Karnataka and Gujarat are the Indian states making the most progress in overall preparedness and commitment in the transition to clean electricity. While Rajasthan and Tamil Nadu need to improve the readiness of their power systems, Bihar, Uttar Pradesh, and West Bengal must utilise more of their renewable energy potential, a new joint report from the Institute for Energy Economics and Financial Analysis (IEEFA) and Ember shows.
The report analyses 16 Indian states, which together account for 90% of the country’s annual power requirement, across four dimensions. The dimensions track a state’s preparedness to shift away from fossil-fuel-based power, its ability to incentivise greener market participation, its power system’s reliability and its policies pushing for power sector decarbonisation. Based on this analysis, the report authors devised the States’ Electricity Transition (SET) scoring system, which measures the performance of the different states in the transition to clean electricity.
“India’s revised Nationally Determined Contribution (NDC) targets have put the country on the right path for transitioning its electricity sector. To achieve those targets, the centre now needs the cooperation of the states to move faster in their clean electricity transitions. This means states redoubling their efforts to walk the electricity transition pathway, and both central and state governments tracking progress and taking corrective measures as required,” says the report’s co-author Vibhuti Garg, Director, South Asia, IEEFA.
The report outlines focus areas for states to improve their preparedness for transition, such as exploiting wind and solar generation potential and deploying more energy storage solutions, such as batteries and pumped hydro, for better renewable energy integration.
“Bihar, Uttar Pradesh and West Bengal have work to do to strengthen their clean electricity transition performances. These three states should maximise their renewable energy generation potential, and at the same time increase their commitment to moving away from fossil-fuels-based electricity,” says co-author Saloni Sachdeva Michael, Energy Analyst, IEEFA.
Apart from ramping up renewable energy capacity and storage, the report recommends that states take a multi-dimensional approach towards the clean electricity transition, which includes efforts on the demand side.
With more renewable energy coming online, the report also recommends states focus more on strengthening their power systems.
“Even the long-considered front-runners of adding renewable energy capacity, Rajasthan and Tamil Nadu, have to improve the readiness of their power ecosystems for a clean electricity transition,” says co-author Aditya Lolla, Senior Electricity Policy Analyst, Ember.
“State energy departments also need to strengthen electricity infrastructure for better integration of renewables. In addition to managing the demand and supply of electricity, ensuring effective utilisation, monitoring, and tracking of electrons is also very important,” he adds.
Further, according to Lolla, introducing private sector participation and competition would bring more capital and management expertise into the electricity sector. This will help enhance operational efficiency and increase accessibility and affordability.
The report highlights increasing states’ participation in green market mechanisms as a key element to the clean electricity transition.

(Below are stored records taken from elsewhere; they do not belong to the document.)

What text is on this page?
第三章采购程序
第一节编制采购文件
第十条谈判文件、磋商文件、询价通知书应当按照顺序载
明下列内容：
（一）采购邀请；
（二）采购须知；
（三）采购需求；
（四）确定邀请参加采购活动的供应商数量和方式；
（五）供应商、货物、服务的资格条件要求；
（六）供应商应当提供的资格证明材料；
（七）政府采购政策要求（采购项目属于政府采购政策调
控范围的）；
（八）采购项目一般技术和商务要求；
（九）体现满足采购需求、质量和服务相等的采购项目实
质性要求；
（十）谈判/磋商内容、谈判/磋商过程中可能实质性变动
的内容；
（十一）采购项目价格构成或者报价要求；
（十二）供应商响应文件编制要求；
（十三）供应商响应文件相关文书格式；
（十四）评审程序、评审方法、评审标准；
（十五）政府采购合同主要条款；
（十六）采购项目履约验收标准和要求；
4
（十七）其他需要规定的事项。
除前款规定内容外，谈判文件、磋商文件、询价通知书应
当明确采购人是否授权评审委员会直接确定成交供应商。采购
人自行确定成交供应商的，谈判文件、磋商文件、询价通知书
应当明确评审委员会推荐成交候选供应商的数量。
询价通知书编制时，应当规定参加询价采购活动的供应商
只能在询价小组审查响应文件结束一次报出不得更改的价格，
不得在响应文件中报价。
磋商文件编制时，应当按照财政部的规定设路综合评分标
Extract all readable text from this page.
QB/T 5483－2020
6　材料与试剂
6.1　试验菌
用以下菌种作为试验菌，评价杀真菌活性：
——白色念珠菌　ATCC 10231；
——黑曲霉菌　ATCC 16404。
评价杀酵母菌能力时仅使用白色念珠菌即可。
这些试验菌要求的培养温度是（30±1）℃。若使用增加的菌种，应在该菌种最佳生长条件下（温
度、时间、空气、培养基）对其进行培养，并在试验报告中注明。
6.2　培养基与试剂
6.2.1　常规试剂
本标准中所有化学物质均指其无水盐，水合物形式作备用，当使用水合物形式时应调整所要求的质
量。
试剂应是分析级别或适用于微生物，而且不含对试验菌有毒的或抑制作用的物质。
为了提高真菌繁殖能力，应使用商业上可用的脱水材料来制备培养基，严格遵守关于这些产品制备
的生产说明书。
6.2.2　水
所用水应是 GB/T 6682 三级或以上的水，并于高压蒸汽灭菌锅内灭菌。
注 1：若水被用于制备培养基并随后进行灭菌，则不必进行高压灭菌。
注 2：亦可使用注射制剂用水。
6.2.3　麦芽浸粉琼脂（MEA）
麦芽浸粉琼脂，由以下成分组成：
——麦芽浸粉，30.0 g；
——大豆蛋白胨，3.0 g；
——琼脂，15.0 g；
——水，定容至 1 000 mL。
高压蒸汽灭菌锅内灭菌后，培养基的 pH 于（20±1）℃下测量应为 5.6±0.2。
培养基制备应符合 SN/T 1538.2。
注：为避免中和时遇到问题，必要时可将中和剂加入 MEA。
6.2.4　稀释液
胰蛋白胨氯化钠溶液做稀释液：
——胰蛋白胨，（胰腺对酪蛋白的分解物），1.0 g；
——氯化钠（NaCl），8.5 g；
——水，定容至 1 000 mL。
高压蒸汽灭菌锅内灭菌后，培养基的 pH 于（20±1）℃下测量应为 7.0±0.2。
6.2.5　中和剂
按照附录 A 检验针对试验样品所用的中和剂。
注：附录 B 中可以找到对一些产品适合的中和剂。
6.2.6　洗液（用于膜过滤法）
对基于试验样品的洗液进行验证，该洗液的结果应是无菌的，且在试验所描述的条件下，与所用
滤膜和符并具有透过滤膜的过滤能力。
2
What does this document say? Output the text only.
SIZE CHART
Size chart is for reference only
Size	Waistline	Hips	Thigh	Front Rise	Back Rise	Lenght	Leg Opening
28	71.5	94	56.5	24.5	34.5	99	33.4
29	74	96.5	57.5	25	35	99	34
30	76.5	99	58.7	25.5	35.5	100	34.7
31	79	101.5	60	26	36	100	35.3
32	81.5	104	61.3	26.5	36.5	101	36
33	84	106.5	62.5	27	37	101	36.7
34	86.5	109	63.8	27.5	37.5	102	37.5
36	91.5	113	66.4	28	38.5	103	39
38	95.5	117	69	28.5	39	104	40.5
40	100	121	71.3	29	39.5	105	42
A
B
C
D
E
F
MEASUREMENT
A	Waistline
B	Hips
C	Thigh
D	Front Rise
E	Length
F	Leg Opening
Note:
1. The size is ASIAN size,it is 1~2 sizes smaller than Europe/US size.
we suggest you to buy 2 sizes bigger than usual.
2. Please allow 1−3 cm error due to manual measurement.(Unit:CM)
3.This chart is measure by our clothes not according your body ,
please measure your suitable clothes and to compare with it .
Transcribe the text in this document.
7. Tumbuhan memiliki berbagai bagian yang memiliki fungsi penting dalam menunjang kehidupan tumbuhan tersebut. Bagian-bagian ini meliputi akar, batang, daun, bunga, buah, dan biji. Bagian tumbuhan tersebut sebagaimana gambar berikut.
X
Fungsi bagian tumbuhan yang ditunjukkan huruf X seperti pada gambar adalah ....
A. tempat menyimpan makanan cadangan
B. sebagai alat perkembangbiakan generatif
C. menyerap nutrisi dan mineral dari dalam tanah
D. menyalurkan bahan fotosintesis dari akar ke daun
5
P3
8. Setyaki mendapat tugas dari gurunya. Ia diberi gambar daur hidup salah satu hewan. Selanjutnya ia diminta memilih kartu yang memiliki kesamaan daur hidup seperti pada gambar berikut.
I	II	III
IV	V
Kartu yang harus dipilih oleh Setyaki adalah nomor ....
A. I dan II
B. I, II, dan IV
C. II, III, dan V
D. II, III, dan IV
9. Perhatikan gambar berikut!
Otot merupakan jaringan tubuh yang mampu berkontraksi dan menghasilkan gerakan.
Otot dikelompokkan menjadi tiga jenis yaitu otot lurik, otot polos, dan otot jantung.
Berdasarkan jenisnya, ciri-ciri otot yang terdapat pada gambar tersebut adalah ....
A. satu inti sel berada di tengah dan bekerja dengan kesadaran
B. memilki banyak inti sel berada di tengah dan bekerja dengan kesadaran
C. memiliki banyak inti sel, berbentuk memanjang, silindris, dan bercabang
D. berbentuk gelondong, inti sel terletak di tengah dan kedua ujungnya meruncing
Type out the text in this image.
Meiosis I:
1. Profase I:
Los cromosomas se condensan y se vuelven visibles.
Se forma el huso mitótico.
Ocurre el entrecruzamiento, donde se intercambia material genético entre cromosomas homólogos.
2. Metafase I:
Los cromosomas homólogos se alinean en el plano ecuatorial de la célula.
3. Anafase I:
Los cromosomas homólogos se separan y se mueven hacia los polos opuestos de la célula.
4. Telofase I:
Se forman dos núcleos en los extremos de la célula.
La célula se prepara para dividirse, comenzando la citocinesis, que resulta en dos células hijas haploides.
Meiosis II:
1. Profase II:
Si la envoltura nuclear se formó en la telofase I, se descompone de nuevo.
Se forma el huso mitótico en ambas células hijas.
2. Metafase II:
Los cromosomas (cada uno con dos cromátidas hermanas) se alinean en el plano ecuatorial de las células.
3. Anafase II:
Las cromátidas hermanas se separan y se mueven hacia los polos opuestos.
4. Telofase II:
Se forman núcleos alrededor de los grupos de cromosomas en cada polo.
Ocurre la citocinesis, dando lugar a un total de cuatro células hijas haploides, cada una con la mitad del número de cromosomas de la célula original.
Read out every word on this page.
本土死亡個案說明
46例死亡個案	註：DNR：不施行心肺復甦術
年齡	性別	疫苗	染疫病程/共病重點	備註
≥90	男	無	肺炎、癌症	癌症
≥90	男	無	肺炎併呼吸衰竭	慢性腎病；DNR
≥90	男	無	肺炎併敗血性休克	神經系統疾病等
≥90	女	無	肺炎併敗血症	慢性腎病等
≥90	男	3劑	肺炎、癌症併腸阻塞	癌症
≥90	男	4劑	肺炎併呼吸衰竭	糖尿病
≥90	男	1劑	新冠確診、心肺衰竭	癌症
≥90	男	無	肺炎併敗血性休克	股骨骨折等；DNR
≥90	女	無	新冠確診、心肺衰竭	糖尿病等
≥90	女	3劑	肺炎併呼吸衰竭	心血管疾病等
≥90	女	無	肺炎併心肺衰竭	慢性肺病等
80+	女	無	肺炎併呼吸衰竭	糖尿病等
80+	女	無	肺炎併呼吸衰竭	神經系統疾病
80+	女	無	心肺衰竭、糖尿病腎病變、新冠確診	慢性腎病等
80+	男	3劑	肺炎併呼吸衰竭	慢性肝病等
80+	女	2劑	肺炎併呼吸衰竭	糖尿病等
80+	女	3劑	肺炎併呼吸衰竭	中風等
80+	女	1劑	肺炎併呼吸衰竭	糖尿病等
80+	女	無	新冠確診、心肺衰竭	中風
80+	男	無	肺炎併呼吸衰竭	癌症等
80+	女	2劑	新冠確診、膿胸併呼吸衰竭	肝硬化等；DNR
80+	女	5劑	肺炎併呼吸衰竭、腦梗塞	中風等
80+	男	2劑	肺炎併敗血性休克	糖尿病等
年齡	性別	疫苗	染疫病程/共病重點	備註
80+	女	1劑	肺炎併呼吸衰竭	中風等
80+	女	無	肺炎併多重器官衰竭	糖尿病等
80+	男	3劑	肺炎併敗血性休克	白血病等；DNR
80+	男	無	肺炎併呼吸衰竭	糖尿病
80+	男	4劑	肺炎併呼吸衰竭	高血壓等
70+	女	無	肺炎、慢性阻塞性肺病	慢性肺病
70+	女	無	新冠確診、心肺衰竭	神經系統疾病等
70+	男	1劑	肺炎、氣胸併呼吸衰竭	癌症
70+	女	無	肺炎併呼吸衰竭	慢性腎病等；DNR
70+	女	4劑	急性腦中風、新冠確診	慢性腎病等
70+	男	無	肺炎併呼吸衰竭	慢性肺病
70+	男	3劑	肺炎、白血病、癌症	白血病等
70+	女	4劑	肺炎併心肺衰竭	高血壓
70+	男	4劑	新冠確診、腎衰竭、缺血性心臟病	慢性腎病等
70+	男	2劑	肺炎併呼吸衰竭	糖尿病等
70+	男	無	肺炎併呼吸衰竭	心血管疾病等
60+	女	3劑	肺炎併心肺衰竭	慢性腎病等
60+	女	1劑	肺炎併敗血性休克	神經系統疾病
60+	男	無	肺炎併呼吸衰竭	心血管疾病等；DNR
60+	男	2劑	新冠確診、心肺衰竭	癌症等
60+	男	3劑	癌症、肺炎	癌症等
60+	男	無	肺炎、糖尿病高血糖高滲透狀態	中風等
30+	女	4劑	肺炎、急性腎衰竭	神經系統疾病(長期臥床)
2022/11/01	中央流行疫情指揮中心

“We found limited participation of states in green market mechanisms like the Green Day Ahead Market (GDAM), Green Term Ahead Market (GTAM) and more,” says Sachdeva Michael.
“Developing a more robust market is an opportunity to support states with low renewable energy potential. To achieve this, states need to take urgent actions like removing banking restrictions and allowing banking of renewable energy not just monthly but also quarterly and yearly, especially for wind generation,” she adds.
The report also highlights that innovative bilateral financial markets mechanisms like Virtual Power Purchase Agreements (VPPA) and Contracts for Difference (CfD) have huge potential to open up the market and give buyers and regulators the required assurance on handling intermittent renewable energy generation.
Another key aspect where states can do better is data availability and transparency. To monitor progress effectively and course-correct when necessary, the report calls for data availability and transparency improvement.
Also, the report finds that the states need to develop a more holistic and circular approach towards handling solar panel, battery and electric vehicle waste. This will become even more crucial as India sets up new manufacturing units under the ‘Atmanirbhar Bharat’ (self-reliant India) scheme.
Finally, the report highlights that several states must also bridge the gap between the intent of their electricity transition policies and their implementation.